After the election of first Obama and then Donald Trump, extremist organizations came back louder and nastier than ever before. Obama gave them a target and Trump a platform for their poison, although other individuals and groups use Trump for their target. They’re mad as hell about this and that and they’re not going to take it anymore. They also seem to be here to stay, unfortunately, and proud and loud, even more unfortunately, because they seem bent on drowning out and even silencing alternative voices by any means possible. They want the world, and they want it now.

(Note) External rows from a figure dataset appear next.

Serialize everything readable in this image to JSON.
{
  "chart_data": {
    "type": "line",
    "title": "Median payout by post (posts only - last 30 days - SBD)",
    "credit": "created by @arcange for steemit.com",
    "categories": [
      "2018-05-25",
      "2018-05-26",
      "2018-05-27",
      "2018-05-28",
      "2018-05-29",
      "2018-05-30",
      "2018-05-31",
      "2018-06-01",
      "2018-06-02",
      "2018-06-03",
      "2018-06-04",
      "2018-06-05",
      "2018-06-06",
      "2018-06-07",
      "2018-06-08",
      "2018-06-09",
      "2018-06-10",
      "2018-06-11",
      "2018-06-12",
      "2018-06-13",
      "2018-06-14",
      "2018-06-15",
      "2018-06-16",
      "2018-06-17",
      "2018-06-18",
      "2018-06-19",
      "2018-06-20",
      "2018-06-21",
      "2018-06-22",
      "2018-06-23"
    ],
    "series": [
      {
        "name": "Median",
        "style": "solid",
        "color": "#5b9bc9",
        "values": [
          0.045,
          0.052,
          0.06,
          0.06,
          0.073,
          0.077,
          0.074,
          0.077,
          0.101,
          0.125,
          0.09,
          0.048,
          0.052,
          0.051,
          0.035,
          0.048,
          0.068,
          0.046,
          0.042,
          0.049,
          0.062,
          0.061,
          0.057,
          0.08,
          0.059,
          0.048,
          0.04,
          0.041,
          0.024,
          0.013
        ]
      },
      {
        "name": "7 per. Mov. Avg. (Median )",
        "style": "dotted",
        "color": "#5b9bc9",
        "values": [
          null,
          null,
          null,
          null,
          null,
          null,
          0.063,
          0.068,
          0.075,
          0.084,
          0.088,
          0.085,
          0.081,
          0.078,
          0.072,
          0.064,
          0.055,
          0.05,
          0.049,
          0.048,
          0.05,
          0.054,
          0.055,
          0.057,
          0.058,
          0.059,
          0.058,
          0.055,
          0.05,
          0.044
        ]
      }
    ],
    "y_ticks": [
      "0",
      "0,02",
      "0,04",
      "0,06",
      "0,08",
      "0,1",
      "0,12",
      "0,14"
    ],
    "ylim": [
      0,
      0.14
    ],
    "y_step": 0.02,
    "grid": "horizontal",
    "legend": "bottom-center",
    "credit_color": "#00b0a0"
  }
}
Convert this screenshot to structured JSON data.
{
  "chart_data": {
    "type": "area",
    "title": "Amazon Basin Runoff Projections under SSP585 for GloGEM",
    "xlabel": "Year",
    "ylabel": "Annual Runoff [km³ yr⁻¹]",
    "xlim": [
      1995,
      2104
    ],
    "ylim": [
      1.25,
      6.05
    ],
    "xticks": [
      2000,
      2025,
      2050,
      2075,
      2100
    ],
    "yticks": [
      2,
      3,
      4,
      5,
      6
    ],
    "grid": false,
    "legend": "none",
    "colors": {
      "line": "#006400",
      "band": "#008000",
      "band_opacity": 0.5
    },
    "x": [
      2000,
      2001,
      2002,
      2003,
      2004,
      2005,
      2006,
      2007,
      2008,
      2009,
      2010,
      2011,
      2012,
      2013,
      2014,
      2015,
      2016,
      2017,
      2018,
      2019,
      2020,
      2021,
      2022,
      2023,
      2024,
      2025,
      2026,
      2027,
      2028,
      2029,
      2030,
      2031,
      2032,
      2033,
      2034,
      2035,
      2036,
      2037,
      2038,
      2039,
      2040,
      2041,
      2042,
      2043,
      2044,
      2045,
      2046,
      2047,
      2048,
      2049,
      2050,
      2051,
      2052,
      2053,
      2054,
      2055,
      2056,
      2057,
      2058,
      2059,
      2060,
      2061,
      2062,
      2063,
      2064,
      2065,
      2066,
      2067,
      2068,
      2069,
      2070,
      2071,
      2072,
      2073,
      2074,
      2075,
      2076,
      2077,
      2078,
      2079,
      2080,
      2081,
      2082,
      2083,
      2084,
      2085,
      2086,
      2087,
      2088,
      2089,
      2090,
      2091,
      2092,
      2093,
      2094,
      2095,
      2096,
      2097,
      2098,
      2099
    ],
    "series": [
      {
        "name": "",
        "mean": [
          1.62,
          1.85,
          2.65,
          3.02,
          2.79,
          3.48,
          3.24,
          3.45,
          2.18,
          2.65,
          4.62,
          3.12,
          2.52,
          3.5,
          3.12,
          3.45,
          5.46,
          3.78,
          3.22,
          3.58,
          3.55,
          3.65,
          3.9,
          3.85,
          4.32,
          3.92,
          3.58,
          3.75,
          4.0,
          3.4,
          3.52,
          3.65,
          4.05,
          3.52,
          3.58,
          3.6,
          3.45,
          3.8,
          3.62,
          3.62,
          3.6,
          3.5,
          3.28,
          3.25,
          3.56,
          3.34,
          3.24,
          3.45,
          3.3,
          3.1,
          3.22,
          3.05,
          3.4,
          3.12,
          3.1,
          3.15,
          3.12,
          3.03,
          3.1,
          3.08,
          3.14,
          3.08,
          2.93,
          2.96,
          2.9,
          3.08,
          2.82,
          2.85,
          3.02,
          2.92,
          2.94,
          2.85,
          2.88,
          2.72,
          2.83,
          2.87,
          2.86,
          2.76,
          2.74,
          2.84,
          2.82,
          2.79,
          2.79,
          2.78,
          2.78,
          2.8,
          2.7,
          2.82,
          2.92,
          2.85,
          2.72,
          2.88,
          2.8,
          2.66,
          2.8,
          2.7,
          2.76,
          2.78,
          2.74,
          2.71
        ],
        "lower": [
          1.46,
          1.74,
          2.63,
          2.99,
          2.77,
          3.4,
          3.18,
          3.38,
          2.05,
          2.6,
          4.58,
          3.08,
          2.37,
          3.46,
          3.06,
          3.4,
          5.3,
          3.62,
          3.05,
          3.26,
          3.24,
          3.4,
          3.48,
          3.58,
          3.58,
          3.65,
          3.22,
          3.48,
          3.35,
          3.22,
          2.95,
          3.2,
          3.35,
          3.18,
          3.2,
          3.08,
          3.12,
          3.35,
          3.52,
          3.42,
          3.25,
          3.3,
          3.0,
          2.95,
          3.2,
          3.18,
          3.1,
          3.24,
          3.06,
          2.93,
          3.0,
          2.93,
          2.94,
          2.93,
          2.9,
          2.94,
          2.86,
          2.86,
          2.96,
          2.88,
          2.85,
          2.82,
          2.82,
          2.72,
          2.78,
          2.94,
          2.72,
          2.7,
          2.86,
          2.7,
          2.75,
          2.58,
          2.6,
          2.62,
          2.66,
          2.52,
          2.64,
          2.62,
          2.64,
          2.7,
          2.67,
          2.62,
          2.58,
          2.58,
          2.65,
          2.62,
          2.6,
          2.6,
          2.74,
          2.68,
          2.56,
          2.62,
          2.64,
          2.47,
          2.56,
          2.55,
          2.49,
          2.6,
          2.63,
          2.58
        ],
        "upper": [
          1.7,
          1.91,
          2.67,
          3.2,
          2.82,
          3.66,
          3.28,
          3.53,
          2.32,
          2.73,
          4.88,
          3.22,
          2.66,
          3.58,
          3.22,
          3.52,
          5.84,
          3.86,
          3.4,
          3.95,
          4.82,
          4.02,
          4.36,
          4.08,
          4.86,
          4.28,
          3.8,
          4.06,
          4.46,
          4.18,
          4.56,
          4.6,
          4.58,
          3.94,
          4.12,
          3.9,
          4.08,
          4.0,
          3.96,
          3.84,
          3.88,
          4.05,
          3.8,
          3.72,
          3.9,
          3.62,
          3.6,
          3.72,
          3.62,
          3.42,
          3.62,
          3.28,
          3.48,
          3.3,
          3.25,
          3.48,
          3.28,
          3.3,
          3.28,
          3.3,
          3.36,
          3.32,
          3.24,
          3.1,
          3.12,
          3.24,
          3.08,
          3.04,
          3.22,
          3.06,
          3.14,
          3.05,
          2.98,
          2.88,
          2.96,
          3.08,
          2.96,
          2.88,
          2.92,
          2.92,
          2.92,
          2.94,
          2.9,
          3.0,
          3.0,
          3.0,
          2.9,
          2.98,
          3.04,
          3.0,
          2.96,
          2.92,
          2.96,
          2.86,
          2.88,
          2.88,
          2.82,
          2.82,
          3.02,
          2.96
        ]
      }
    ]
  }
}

At this point, before I forget and get tangled in a tangent, I should mention what I liked best about Gentleman’s Agreement: Celeste Holm steals every scene that she’s in and Peck and child actor Dean Stockwell must have had a great working relationship because their scenes together work better than the majority of the rest of the picture.
— Near the end of All the King’s Men, it being past her bedtime and everything, my wife entered the room, laid down, encountered the political talk and the crowd scenes emanating from the screen to her immediate left, and asked me point blank, “Are you watching this movie because of the election?”
I told her, “No. Just a coincidence.”
Yeah, no more and no less than a mere happy coincidence that I watched Gentleman’s Agreement and All the King’s Men back-to-back, just because they won Best Picture for their particular years and not because they concern two of the three hot button issues of The Now.
Let’s get down to brass tacks.
Comparisons have been made between Huey Long — the inspiration for the fictional Willie Stark in both the 1946 Robert Penn Warren novel and the 1949 film adaptation — and Donald Trump, since our 45th President began his political ascendance several years ago.
On Sept. 10, 1935, Dr. Carl Weiss shot and killed Long at the Louisiana State Capitol. Long wrote a fictional novel called My First Days in the White House, posthumously released.
Trump became President and wrote his Russian hack novel 280 characters at a time, most of them disputed since Nov. 3, 2020.
What kind of populist loses the popular vote twice? Once more and Trump could match William Jennings Bryan. Though, between all the recounts and frivolous lawsuits (1-59 in court with their preponderance of preposterous evidence) and cult rallies after the election, Trump has already surpassed Bryan. Bryan never had Jon Voight and Randy Quaid and Scott Baio and James Woods on his side, not to mention all the politicians and “entertainers” on state TV stirring up sedition, but Fredric March played lawyer and former politician Matthew Harrison Brady — based on Bryan — in Stanley Kramer’s Inherit the Wind, a 1960 film based on the 1955 play based on the 1925 Scopes Trial, so beat that.
Outgoing Michigan Republican Congressman Paul Mitchell said it best, “Stop the stupid.”
As far as All the King’s Men goes, it mirrors demagoguery in that it’s more compelling in the beginning and end stages and something that believers and nonbelievers alike attempt to survive in between. Of course, All the King’s Men proved to be considerably easier than 2020.
Since I just want to survive 2020, that’s why I should never tell a Trump supporter, “You’ve aroused my anthropological curiosity.” Oops, guess I let that one slip. Oh well.